When done well, clown is an exercise in vulnerability for both the performer and their audience, a sculptural practice that uses humor and discomfort to carve raw desire (and repulsion) from the confusion of social pretense. Other times, it’s simply a social lubricant. Miles says that Lollygag heightens “all of the pieces of me that I like and that I’m confident about,” which allows him to have “interactions that I wouldn’t feel as confident having otherwise.”

Lollygag the clown

The “experience of having the eyes of the clown on you, someone who is so bold and their vulnerability—you can’t help but feel that on some level, it’s a dare or challenge for you to be so vulnerable,” Tea says.

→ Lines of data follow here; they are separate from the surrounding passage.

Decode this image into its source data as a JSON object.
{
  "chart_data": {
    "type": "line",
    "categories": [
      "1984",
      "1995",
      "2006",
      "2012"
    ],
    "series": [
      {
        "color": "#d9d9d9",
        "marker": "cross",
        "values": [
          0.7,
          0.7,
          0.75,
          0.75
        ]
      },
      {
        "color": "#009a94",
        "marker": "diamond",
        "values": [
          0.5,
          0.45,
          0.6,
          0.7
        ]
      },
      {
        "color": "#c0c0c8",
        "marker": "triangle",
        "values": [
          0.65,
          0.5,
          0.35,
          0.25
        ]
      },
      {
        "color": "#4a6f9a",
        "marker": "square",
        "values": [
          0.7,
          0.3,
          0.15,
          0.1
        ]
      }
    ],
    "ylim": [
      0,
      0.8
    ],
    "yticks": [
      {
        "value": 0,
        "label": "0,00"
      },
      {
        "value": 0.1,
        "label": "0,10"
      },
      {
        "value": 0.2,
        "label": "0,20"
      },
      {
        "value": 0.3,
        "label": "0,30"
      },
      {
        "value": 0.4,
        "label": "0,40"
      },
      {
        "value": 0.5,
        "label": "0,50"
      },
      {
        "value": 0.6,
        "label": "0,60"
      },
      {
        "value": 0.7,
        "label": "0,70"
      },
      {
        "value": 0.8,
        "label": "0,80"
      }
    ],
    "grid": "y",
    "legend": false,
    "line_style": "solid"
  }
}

Clowns pose a similar dare to society at large. Like satire and political cartoons, clowns have been on the front lines of resistance to conservatism in France, Spain, the U.K., Sweden, and elsewhere throughout the 21st century. Last September, a cadre of femme, harlequin-style clowns continued that tradition and took over Rubulad in support of the Save Coney Island campaign, protesting the construction of a casino in the neighborhood.

Though beyond the scope of this piece, there is probably something to be made of the French penchant for clowning. In Clowns, Danny LeVesque’s “Flies on the Windscreen” paints a portrait of a French-Canadian man watching his father die. A hobo clown figurine perched on his bedside table becomes a sort of shepherd into the great unknown. The father says he can “see through everything now,” how “everything we’ve been taught to think is important is actually opposite,” as his consciousness flickers between the afterlife and an old memory of performing as barefoot clowns with his son.

God Complex

The Clown, queer or otherwise, is a philosopher by accident. The archetype is an iteration of The Fool, via commedia dell’arte, a Medieval Italian theatrical tradition featuring exaggerated characters, slapstick, and trope-y conflicts. The Fool, one of these stock characters, typically commits a series of blunders that end up unintentionally revealing some wisdom.

Many have written about the clown as a vehicle for the absurd, another French concept, originating with Albert Camus, that speaks to the mismatch between our modern lifestyle and our knowledge that we will one day die. At the end of her poem “The Antidotal Ghost,” which was published in the Clowns anthology, Jennifer Hasegawa offers up a visual that encapsulates the clown’s specific genre of absurdism:

Slapstick wands
cast spells
clearing the smoke
of knowing,
and in the clearing:
flush with potential,
the beautiful
red nose
of nada.

When Lollygag reveals his sparkly pink strap-on, hard plastic instead of soft red foam, clown slices right through the heteronormative veil. Here, queerness is laid out in its most exaggerated, material form, making itself impossible to ignore.